While a lot of the stories have rightly focused on what happened, they often don't get to the question of why some people, mainly men, sexually harass their colleagues and others don't. And one person who's been thinking about that question since the 1980s is psychologist John Pryor of Illinois State University. Years ago, he designed a scale to measure how likely someone is to sexually harass. I started by asking him about what motivated his research and how he developed it.

JOHN PRYOR: I designed the "Likelihood To Sexually Harass Scale" using some common stereotypes about men in power situations. In fact, one of the scenarios I developed focused on the casting couch in Hollywood. So I asked college men to imagine that they had such a job and that there's a woman they're attracted to. And I asked them, how likely is it that they would offer a role in a film in exchange for sexual favors?

One of the things that let me know I was onto something when I first started working on this was that there was a high level of consistency in men's responses to this. So men who would say that they would perform this act of sexual coercion in one situation were highly likely to say they'd do it in other situations. Conversely, you see that men who said they wouldn't do it were also unlikely to say they would do it in other situations.

MARTIN: Do you find specific characteristics in the individuals who are likely to engage in this conduct?

PRYOR: There are a series of beliefs that people have about sexual harassment that represent kind of a psychological underpinning for this kind of behavior - beliefs like women asking for it or women making false complaints. I can't tell you how many people I've been interviewed by ask me, what about the false complaints? Well, there are many false complaints. There are not many complaints period.

Some of the things that we see have to do with a lack of perspective-taking or empathy for other people. One of the other things I can tell you that's kind of consistent with that is that we can reduce the willingness of men to engage in sexual coercion - sexual harassment - by inducing them to think long and hard about perspectives of women. So that shows that, as a variable, something like taking the perspective of others is a very important thing, I believe.

MARTIN: What has struck you about - I mean, as we mentioned earlier, you started this research three decades ago. But now, the floodgates have been opened within the last couple of months, and there's all these different industries, as we've mentioned, including this one, where this behavior has been revealed. I'm just - I'm curious how you have reacted to this, as a person who's been studying this for so long.

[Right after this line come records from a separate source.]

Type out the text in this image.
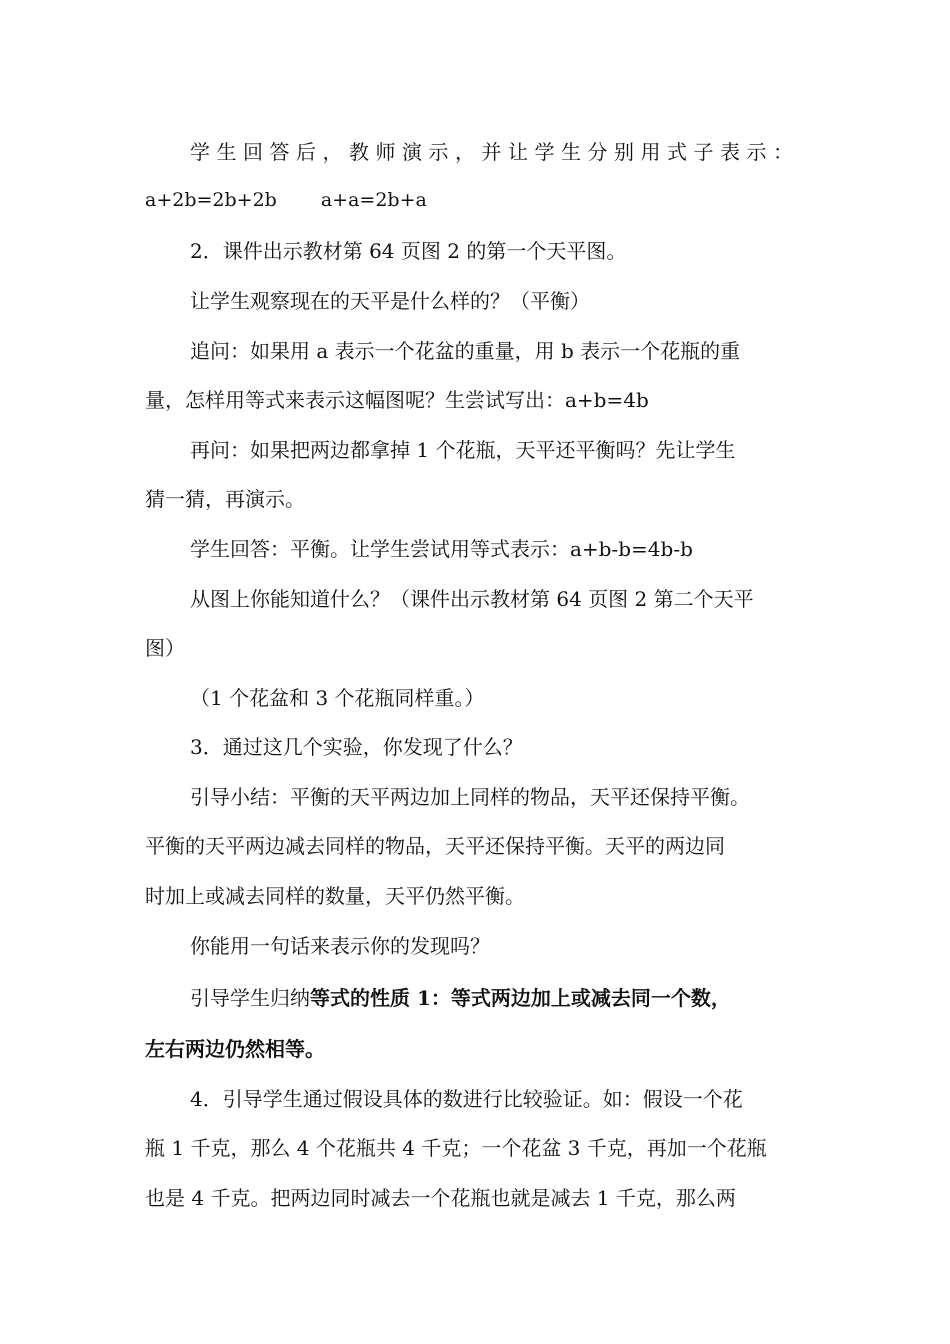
学生回答后，教师演示，并让学生分别用式子表示：
a+2b=2b+2b a+a=2b+a
2．课件出示教材第 64 页图 2 的第一个天平图。
让学生观察现在的天平是什么样的？（平衡）
追问：如果用 a 表示一个花盆的重量，用 b 表示一个花瓶的重
量，怎样用等式来表示这幅图呢？生尝试写出：a+b=4b
再问：如果把两边都拿掉 1 个花瓶，天平还平衡吗？先让学生
猜一猜，再演示。
学生回答：平衡。让学生尝试用等式表示：a+b-b=4b-b
从图上你能知道什么？（课件出示教材第 64 页图 2 第二个天平
图）
（1 个花盆和 3 个花瓶同样重。）
3．通过这几个实验，你发现了什么？
引导小结：平衡的天平两边加上同样的物品，天平还保持平衡。
平衡的天平两边减去同样的物品，天平还保持平衡。天平的两边同
时加上或减去同样的数量，天平仍然平衡。
你能用一句话来表示你的发现吗？
引导学生归纳等式的性质 1：等式两边加上或减去同一个数，
左右两边仍然相等。
4．引导学生通过假设具体的数进行比较验证。如：假设一个花
瓶 1 千克，那么 4 个花瓶共 4 千克；一个花盆 3 千克，再加一个花瓶
也是 4 千克。把两边同时减去一个花瓶也就是减去 1 千克，那么两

PRYOR: One of the things that I and many others have concluded is it's a really common kind of thing to see some forms of sexual harassment in the workplace. So it's not surprising that you have all these people saying yeah, me too - this happened to me too. So I think that maybe what's surprising is why it took so long for people to come forth.

One of the things that I suspect though, with regard to why it has taken so long - and I'll speculate here - is I think that admitting that you were a target or a victim of sexual harassment is somewhat of a stigma. So people generally avoid identifying themselves as having some kind of stigmatizing characteristic or stigmatizing behavior they've encountered.

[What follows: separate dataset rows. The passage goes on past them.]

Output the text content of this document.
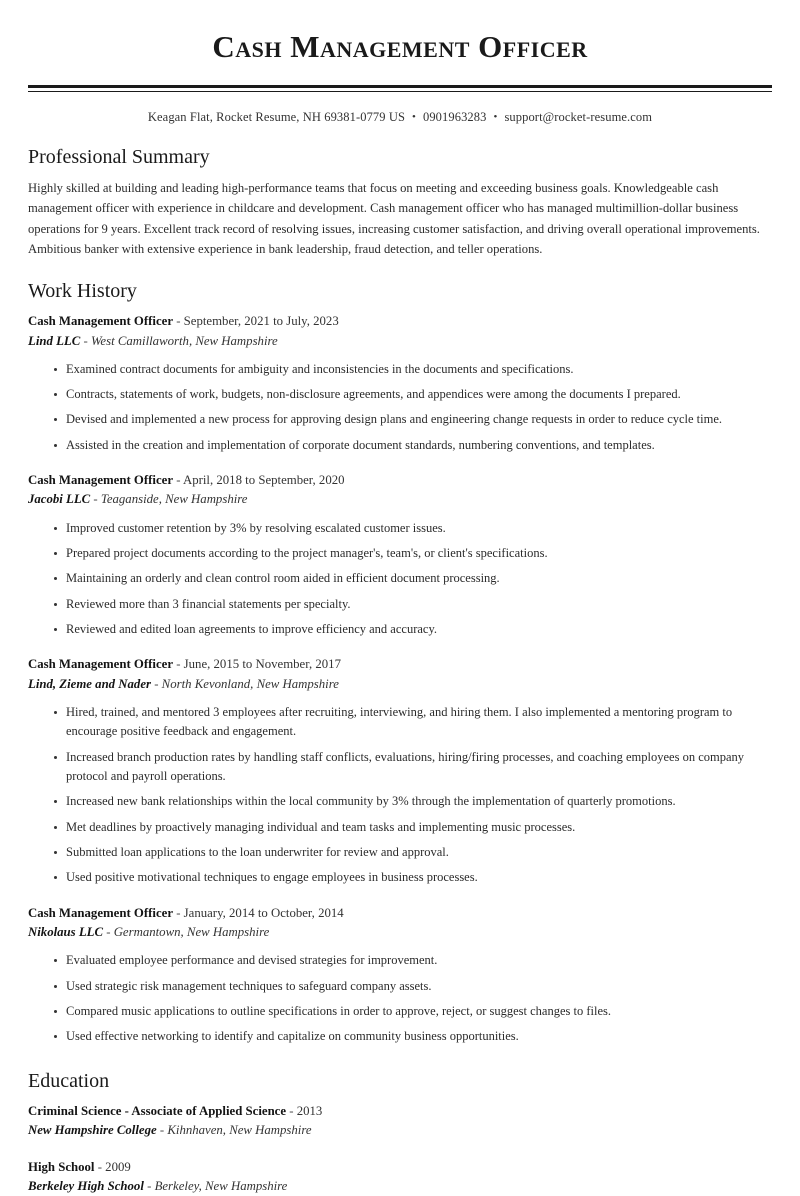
Cash Management Officer
Keagan Flat, Rocket Resume, NH 69381-0779 US • 0901963283 • support@rocket-resume.com
Professional Summary

Highly skilled at building and leading high-performance teams that focus on meeting and exceeding business goals. Knowledgeable cash management officer with experience in childcare and development. Cash management officer who has managed multimillion-dollar business operations for 9 years. Excellent track record of resolving issues, increasing customer satisfaction, and driving overall operational improvements. Ambitious banker with extensive experience in bank leadership, fraud detection, and teller operations.

Work History
Cash Management Officer - September, 2021 to July, 2023
Lind LLC - West Camillaworth, New Hampshire
Examined contract documents for ambiguity and inconsistencies in the documents and specifications.
Contracts, statements of work, budgets, non-disclosure agreements, and appendices were among the documents I prepared.
Devised and implemented a new process for approving design plans and engineering change requests in order to reduce cycle time.
Assisted in the creation and implementation of corporate document standards, numbering conventions, and templates.
Cash Management Officer - April, 2018 to September, 2020
Jacobi LLC - Teaganside, New Hampshire
Improved customer retention by 3% by resolving escalated customer issues.
Prepared project documents according to the project manager's, team's, or client's specifications.
Maintaining an orderly and clean control room aided in efficient document processing.
Reviewed more than 3 financial statements per specialty.
Reviewed and edited loan agreements to improve efficiency and accuracy.
Cash Management Officer - June, 2015 to November, 2017
Lind, Zieme and Nader - North Kevonland, New Hampshire
Hired, trained, and mentored 3 employees after recruiting, interviewing, and hiring them. I also implemented a mentoring program to encourage positive feedback and engagement.
Increased branch production rates by handling staff conflicts, evaluations, hiring/firing processes, and coaching employees on company protocol and payroll operations.
Increased new bank relationships within the local community by 3% through the implementation of quarterly promotions.
Met deadlines by proactively managing individual and team tasks and implementing music processes.
Submitted loan applications to the loan underwriter for review and approval.
Used positive motivational techniques to engage employees in business processes.
Cash Management Officer - January, 2014 to October, 2014
Nikolaus LLC - Germantown, New Hampshire
Evaluated employee performance and devised strategies for improvement.
Used strategic risk management techniques to safeguard company assets.
Compared music applications to outline specifications in order to approve, reject, or suggest changes to files.
Used effective networking to identify and capitalize on community business opportunities.
Education
Criminal Science - Associate of Applied Science - 2013
New Hampshire College - Kihnhaven, New Hampshire
High School - 2009
Berkeley High School - Berkeley, New Hampshire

But when you start to see people coming forth in public, one of the things you do is you start to remove some of the stigma. So what we see is when women hear other women say, oh, this happened to me, this happened to me, and you think, yeah, it happened to me, and they're less likely to think they're going to be treated negatively for coming forth and saying that it happened to them.

MARTIN: John Pryor is a distinguished professor emeritus at Illinois State University. He created the "Likelihood To Sexually Harass Scale." We talked to him at the studios at Illinois State University.

Professor Pryor, thanks so much for speaking with us.